The next workshop used videos too, but to a different purpose; our pairs made compilation films created by cut-ups and splices. To start we looked at two short films a mentor and mentee pair had created using stock footage and open source audio, transforming it into their own narrative pieces. Using that as inspiration, our writers spliced their own writing, before going to The New School’s computer labs, where the facilitators helped give us the scoop on film and digital editing, and the basics of Adobe Premiere.
Our Documentary Journalism workshop came next. Once again our mentees looked at films, but this time they worked with DCTV to develop their ideas into storyboards and then actual footage. By focusing on topics that were interesting to them, they learned how documentaries can be just as much about a personal voice as the topic itself.
The next workshop did not work with video. Instead, our mentees looked at Songwriting and Scoring. With help from Willie Mae Rock Camp for Girls, our mentees learned how to write and edit music. Our participants worked in teams to create songs, which they later edited using the program Audacity.
Next on the agenda was “Writing with Machines” where our mentors and mentees used their writing skills to create poetry, and their digital skills to be programmers.
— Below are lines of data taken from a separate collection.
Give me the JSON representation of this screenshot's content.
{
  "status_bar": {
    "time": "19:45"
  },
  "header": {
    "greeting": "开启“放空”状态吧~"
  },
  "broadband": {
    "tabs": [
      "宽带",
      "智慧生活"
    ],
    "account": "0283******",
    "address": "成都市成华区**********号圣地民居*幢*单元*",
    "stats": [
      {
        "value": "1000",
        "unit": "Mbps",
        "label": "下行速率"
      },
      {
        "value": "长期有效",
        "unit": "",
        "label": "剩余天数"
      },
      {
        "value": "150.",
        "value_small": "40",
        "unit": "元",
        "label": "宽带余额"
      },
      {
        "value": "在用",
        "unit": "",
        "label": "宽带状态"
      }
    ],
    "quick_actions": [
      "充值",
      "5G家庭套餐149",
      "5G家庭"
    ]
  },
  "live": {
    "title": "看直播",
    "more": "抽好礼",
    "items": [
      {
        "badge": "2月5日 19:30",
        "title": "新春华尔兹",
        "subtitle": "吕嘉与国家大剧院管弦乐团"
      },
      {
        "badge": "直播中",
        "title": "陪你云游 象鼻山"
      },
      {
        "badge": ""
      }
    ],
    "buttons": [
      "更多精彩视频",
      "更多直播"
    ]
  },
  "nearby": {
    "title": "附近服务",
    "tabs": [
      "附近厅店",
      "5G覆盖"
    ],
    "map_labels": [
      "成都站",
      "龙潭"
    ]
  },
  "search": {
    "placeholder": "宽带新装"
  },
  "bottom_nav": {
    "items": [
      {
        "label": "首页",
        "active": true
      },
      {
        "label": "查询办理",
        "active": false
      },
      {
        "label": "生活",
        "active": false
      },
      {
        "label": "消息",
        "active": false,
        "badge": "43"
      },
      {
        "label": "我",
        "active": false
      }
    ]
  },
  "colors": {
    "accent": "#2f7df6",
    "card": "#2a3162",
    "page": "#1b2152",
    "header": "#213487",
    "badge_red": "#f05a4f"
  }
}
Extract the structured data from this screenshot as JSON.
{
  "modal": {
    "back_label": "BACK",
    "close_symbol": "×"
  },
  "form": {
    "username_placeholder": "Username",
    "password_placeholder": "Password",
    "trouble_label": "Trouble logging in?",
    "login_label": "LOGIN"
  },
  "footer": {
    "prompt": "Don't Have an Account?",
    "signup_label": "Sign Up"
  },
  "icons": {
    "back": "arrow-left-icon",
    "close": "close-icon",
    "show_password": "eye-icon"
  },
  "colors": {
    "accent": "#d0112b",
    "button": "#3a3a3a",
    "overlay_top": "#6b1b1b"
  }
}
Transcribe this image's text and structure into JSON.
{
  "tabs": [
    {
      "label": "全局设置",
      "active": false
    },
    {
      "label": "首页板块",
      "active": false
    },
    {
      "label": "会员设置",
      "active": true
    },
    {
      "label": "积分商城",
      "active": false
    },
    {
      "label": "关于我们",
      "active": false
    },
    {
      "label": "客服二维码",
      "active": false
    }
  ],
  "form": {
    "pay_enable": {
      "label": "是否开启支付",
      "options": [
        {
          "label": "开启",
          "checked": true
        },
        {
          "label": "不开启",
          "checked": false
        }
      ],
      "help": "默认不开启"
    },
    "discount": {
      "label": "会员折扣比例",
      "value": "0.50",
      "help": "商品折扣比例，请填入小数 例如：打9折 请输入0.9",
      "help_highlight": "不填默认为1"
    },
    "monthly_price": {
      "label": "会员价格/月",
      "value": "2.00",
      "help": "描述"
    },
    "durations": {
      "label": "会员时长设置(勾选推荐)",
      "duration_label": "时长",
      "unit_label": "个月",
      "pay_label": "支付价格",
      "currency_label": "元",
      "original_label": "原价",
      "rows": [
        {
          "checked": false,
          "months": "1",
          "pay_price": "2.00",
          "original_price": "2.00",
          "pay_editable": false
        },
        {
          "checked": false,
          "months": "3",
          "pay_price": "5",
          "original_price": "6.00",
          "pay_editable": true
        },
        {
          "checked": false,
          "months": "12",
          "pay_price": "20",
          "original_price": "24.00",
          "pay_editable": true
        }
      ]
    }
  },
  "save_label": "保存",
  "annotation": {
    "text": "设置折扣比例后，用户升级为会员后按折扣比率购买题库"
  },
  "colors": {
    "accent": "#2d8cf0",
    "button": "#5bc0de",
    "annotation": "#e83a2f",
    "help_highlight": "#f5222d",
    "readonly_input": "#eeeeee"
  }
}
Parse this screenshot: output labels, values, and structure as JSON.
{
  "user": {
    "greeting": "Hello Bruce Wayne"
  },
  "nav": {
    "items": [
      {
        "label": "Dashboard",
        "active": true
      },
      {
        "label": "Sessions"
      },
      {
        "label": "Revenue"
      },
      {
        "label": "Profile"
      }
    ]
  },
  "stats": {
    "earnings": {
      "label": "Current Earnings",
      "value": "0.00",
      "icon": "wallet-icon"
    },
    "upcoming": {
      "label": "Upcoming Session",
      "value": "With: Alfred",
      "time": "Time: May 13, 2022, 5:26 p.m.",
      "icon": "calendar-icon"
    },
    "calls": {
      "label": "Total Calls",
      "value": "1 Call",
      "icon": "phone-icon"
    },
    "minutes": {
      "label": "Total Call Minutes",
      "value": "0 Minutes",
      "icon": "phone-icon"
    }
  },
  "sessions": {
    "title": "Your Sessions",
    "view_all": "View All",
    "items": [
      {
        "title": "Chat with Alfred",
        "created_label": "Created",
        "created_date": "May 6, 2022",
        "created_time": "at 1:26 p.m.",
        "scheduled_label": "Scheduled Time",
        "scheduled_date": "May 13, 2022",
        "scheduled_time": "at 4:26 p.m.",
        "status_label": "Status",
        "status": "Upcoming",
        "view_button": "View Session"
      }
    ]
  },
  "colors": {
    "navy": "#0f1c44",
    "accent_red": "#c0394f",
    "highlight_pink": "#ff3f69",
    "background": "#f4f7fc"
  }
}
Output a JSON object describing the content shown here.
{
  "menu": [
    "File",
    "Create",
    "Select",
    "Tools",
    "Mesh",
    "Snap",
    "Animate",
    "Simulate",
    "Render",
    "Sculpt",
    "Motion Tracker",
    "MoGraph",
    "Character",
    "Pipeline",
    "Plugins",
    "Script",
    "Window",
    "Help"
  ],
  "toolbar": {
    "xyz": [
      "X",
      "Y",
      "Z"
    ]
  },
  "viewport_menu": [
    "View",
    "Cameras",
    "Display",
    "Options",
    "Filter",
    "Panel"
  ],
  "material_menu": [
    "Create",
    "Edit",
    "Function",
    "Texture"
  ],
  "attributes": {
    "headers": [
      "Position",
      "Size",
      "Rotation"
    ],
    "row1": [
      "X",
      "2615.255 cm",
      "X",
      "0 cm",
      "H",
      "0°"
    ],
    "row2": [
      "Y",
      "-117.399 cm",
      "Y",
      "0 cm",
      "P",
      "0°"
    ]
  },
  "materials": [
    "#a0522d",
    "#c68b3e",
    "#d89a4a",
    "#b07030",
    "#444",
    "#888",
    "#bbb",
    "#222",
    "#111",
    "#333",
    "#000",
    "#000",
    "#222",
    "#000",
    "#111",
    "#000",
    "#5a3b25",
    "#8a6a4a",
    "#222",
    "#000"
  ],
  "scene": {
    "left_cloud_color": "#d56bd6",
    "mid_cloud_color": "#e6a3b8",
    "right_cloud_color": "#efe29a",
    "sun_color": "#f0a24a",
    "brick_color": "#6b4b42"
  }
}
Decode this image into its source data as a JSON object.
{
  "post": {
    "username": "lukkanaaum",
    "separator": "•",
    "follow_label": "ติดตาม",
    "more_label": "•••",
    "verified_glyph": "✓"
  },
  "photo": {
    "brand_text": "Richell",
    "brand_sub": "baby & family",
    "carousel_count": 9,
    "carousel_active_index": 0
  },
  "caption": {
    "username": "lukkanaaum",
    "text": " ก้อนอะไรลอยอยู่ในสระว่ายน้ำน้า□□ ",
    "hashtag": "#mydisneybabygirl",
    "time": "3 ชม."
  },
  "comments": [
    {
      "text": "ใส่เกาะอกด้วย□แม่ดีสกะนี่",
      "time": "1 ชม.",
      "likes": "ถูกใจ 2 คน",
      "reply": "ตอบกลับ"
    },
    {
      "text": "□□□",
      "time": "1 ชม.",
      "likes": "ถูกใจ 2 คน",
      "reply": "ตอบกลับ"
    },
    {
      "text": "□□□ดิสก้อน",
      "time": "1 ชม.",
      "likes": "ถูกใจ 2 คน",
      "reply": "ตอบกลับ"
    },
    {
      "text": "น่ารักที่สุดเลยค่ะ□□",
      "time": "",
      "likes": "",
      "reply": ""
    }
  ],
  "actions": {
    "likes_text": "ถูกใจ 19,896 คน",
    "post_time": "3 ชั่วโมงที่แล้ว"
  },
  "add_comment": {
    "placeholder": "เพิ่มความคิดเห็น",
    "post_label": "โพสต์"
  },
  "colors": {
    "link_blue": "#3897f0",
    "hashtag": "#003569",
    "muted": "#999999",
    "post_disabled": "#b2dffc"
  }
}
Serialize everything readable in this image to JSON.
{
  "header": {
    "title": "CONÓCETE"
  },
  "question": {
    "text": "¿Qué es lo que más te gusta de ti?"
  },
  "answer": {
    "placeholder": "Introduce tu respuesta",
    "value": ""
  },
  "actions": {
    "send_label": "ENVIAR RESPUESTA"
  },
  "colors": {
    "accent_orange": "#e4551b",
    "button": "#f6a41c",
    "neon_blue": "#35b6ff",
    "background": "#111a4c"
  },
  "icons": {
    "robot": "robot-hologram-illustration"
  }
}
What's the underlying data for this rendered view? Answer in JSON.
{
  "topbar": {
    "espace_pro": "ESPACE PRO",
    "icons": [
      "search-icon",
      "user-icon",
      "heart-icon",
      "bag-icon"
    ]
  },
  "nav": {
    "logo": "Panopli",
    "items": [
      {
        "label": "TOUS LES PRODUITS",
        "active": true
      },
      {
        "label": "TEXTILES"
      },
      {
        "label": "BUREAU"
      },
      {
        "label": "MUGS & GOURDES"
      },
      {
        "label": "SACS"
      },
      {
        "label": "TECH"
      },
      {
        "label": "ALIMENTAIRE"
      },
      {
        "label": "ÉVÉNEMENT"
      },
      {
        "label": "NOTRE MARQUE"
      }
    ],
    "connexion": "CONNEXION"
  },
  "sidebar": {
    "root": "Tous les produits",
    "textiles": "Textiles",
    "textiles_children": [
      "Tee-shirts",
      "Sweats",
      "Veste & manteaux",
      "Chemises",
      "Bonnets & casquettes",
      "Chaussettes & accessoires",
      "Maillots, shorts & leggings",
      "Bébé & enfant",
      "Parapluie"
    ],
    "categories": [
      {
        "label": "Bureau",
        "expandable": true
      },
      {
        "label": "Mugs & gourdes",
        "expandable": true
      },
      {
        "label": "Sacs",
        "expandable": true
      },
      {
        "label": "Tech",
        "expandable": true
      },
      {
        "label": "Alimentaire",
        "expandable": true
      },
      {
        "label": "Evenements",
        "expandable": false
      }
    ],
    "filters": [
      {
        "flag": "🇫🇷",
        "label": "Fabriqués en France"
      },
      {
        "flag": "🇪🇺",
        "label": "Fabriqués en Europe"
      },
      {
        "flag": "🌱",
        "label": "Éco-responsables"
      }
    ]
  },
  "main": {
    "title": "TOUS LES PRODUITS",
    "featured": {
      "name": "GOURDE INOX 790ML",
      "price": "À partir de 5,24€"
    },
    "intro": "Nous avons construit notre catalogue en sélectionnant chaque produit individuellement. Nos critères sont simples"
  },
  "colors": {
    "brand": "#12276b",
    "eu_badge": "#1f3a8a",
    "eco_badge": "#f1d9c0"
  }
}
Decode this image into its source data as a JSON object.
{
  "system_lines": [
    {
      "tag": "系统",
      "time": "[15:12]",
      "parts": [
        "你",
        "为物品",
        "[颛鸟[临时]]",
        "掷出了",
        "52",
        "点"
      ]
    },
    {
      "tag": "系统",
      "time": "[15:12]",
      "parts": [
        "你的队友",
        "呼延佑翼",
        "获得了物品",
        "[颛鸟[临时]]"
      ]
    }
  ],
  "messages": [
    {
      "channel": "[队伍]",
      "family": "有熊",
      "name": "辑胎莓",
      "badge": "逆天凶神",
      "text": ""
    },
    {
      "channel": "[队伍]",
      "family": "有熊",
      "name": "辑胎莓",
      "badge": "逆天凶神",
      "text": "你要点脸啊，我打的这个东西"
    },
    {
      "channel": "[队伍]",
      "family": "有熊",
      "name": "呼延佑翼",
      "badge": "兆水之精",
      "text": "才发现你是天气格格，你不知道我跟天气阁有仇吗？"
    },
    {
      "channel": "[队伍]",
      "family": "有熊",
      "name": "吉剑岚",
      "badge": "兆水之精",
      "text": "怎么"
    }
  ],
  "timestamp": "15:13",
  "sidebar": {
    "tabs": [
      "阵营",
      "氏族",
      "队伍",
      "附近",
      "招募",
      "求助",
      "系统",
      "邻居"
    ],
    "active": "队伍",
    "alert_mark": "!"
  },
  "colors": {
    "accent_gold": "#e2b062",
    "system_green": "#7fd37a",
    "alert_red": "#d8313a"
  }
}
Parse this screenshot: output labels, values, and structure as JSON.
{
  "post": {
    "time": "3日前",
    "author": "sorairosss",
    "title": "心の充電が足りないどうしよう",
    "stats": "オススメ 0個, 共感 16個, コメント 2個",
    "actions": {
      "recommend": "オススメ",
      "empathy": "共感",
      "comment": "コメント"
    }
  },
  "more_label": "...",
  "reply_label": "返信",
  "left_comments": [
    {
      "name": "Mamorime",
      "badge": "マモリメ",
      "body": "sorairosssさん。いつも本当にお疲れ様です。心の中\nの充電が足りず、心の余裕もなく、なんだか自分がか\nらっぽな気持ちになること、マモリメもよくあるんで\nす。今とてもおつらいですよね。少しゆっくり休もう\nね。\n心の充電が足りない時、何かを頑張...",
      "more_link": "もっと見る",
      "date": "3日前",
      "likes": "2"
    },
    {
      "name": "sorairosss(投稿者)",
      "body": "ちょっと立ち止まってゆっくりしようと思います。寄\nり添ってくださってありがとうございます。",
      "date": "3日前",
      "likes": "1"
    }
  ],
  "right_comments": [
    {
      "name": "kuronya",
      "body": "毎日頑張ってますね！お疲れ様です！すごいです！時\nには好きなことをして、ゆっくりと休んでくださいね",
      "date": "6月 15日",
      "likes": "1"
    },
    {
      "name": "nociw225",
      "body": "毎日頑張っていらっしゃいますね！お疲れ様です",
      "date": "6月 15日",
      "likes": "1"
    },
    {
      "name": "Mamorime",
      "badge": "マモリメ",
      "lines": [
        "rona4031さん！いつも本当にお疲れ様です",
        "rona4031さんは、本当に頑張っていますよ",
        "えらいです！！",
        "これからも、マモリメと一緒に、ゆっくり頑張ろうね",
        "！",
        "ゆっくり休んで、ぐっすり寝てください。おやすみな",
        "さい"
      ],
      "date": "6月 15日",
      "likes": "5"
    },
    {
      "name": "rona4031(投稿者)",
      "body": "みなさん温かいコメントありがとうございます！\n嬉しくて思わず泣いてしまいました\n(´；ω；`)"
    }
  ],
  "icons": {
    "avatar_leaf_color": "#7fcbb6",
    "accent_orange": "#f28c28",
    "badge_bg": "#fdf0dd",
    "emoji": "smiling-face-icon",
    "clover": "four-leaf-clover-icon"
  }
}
By thinking about the differences and similarities between these skills, they saw how these elements can come together and ultimately create something really amazing.
Finally, our mentees learned niche blogging using WordPress. They brainstormed about their specific interests and researched user testing before creating their own blogs. By making them niche blogs, they got to explore some less-common interests, while finding a community of people who are also interested in those topics!
It’s been awesome listening to voices grow!